Em entrevistas recentes, a modelo russa traçou com simplicidade a trajetória que a trouxe das paisagens austeras de uma aldeia soviética às capas das revistas de moda. Nascida em 1986, Irina Shayk percorreu as passarelas das grandes marcas internacionais, tornou-se rosto de campanhas globais e alargou o seu percurso à sétima arte, abrindo uma via entre moda, cinema e cultura pop. A sua história, porém, mantém uma raiz visível: “Mio padre era un minatore, coltivavamo verdure per sopravvivere”, recordou na entrevista ao Corriere della Sera — uma frase que em português soa como um pequeno aforismo sobre origem e persistência.
Ela mesma brincou com a possibilidade de ser convidada a cantar: “Spero che a Sanremo non mi facciano cantare, non so ancora leggere le note“, confessou — esperança e autoironia que humanizam a figura de ícone. Traduzindo, disse que espera não ter de cantar, pois ainda não sabe ler as notas musicais. É um lembrete delicado de que o espetáculo pode acolher perfis versáteis sem exigir que sejam especialistas em todas as artes.

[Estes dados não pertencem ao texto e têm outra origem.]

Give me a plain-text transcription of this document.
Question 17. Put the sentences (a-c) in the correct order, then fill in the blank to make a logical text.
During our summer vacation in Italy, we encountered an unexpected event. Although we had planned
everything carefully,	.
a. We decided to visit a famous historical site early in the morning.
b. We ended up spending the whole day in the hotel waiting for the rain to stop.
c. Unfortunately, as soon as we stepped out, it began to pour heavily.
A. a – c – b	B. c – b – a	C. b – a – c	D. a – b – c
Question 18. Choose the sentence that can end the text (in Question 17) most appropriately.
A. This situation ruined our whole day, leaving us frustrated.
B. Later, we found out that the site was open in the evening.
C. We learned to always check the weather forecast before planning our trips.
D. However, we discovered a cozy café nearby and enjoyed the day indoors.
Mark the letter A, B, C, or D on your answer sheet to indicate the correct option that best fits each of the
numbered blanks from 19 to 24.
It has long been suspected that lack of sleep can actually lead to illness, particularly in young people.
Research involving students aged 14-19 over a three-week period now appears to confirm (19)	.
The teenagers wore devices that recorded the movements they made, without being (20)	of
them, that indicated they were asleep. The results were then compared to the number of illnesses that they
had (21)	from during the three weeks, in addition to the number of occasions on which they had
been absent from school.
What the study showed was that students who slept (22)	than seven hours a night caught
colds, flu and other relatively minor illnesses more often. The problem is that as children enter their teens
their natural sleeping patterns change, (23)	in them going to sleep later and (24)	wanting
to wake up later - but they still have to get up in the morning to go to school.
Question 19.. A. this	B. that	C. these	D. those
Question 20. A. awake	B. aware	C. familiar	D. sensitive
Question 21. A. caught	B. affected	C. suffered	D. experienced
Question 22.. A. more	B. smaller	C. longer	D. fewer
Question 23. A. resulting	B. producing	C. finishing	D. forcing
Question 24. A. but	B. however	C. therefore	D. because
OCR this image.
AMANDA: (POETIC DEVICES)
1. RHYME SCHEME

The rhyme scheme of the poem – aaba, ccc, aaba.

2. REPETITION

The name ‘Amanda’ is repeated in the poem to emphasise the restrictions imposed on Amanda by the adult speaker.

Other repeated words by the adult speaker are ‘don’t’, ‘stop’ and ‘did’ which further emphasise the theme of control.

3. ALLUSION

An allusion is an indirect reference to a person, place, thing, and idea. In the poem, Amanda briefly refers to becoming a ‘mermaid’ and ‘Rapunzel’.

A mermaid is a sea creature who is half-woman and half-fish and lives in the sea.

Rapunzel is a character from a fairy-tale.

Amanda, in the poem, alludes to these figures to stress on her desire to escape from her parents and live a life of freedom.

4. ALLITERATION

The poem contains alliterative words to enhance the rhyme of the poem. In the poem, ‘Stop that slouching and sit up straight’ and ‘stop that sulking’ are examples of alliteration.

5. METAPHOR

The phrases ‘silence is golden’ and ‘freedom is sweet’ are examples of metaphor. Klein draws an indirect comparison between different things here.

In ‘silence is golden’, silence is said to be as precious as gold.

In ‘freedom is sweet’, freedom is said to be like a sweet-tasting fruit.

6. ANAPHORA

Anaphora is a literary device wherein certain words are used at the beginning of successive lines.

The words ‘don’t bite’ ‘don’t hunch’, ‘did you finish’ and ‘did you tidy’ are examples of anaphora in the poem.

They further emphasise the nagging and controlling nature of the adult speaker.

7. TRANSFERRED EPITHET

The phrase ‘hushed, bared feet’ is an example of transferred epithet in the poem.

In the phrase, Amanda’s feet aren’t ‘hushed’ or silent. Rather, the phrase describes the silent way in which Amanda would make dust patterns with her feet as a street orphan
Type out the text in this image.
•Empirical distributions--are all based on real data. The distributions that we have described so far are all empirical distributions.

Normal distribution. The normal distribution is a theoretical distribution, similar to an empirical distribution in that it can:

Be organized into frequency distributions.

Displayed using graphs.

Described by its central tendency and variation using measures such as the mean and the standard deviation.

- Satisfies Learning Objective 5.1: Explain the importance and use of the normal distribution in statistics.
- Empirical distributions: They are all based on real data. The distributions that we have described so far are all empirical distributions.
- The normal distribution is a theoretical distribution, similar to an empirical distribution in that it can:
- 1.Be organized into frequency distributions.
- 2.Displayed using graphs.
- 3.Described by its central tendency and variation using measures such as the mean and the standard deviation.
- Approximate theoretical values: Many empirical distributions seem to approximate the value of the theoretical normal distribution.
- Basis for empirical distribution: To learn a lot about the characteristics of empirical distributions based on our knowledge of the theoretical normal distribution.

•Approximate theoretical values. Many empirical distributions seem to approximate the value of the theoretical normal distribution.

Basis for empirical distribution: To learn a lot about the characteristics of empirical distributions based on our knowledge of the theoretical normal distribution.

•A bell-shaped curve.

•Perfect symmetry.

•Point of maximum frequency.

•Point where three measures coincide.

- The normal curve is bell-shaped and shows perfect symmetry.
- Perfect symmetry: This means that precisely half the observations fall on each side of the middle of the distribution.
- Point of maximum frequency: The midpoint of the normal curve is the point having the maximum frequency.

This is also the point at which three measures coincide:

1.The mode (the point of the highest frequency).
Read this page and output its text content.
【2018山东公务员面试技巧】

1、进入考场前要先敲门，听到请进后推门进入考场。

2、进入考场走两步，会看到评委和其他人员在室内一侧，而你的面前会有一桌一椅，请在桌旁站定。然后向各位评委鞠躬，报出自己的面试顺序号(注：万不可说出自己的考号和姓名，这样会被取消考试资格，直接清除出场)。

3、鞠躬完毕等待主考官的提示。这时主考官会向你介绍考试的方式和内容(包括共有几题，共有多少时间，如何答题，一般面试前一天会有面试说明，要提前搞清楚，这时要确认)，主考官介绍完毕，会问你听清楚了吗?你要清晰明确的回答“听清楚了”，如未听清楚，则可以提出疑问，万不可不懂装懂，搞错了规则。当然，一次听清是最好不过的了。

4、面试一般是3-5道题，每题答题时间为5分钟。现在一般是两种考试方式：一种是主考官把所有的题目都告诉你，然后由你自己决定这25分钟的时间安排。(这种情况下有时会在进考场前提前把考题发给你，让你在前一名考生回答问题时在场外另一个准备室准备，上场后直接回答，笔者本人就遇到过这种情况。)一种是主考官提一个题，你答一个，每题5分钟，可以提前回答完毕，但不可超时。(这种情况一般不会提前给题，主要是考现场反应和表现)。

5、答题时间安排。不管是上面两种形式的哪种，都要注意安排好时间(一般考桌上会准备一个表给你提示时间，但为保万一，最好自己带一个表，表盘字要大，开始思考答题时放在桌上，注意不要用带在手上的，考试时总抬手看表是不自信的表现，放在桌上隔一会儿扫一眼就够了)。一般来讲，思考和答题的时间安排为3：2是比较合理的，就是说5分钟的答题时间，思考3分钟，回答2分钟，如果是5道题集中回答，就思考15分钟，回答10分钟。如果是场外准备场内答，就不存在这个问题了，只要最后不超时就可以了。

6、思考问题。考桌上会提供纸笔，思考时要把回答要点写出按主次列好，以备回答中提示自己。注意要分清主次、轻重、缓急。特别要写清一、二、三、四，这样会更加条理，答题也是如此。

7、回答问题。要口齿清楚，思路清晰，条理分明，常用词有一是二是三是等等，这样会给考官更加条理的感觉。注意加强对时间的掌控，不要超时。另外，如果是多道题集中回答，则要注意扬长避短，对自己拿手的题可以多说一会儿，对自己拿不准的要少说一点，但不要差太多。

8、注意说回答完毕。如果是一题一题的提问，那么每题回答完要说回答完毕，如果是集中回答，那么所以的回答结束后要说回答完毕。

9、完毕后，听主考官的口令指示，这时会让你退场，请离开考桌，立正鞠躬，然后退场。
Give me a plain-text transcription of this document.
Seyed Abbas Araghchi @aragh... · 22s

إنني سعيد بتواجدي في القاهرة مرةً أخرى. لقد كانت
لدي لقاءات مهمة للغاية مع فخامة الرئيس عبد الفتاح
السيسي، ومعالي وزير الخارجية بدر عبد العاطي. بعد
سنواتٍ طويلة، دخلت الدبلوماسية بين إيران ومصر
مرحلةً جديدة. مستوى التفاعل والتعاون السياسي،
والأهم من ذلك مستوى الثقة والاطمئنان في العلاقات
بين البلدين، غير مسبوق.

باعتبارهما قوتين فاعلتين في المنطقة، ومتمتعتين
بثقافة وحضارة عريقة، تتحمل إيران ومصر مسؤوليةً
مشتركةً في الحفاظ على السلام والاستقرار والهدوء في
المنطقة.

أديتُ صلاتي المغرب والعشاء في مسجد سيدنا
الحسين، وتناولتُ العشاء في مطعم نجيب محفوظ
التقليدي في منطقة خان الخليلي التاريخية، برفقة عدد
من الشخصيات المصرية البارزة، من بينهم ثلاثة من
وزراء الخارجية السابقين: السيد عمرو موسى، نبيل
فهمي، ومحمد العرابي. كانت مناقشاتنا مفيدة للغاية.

A juventude de Irina Shayk desenhava-se longe das luzes: uma vida simples, sem carro, com a família a caminhar até aos campos para cultivar legumes que garantissem a sobrevivência do inverno, e uma televisão em preto e branco que nem sempre funcionava. Hoje, apesar do sucesso, a modelo reafirma que o essencial é «saber quem és, recordar de onde vens e manter os pés no chão» — uma máxima que soaria bem em qualquer roteiro de coming-of-age, só que real e ainda em curso.
Do ponto de vista cultural, a presença de Irina no palco de Sanremo funciona como um pequeno reframe da tradição do festival: a estética da moda e a semiótica do estrelato atravessam a música e vice‑versa. Ao trazer uma personalidade com ligação a diferentes universos — passarelas, cinema, cobertura mediática internacional e relacionamentos de alto perfil (mencionou-se, por exemplo, o seu passado com Bradley Cooper) — o festival sinaliza uma leitura contemporânea do evento, que deixa de ser apenas competição musical para se tornar um cenário de transformação onde identidades são performadas e reposicionadas.
Em termos práticos, a sua participação deverá atrair não só o público tradicional do Teatro Ariston como também audiências internacionais curiosas pelo encontro entre moda e música italiana. E enquanto Pantani encarna a sátira elegante de Lapo Elkann, Irina oferece presença e memórias — uma tensão produtiva entre imagem e origem que convida o espectador a olhar além da superfície.
Será interessante observar como a noite se desenrola: se o festival permitirá que Irina permaneça na esfera do charme e da confidência pessoal, ou se haverá convites para performances fora do seu repertório. De qualquer modo, a sua participação reafirma uma tendência contemporânea: grandes palcos são, hoje, plataformas híbridas onde o conteúdo cultural reflete e refrata o zeitgeist.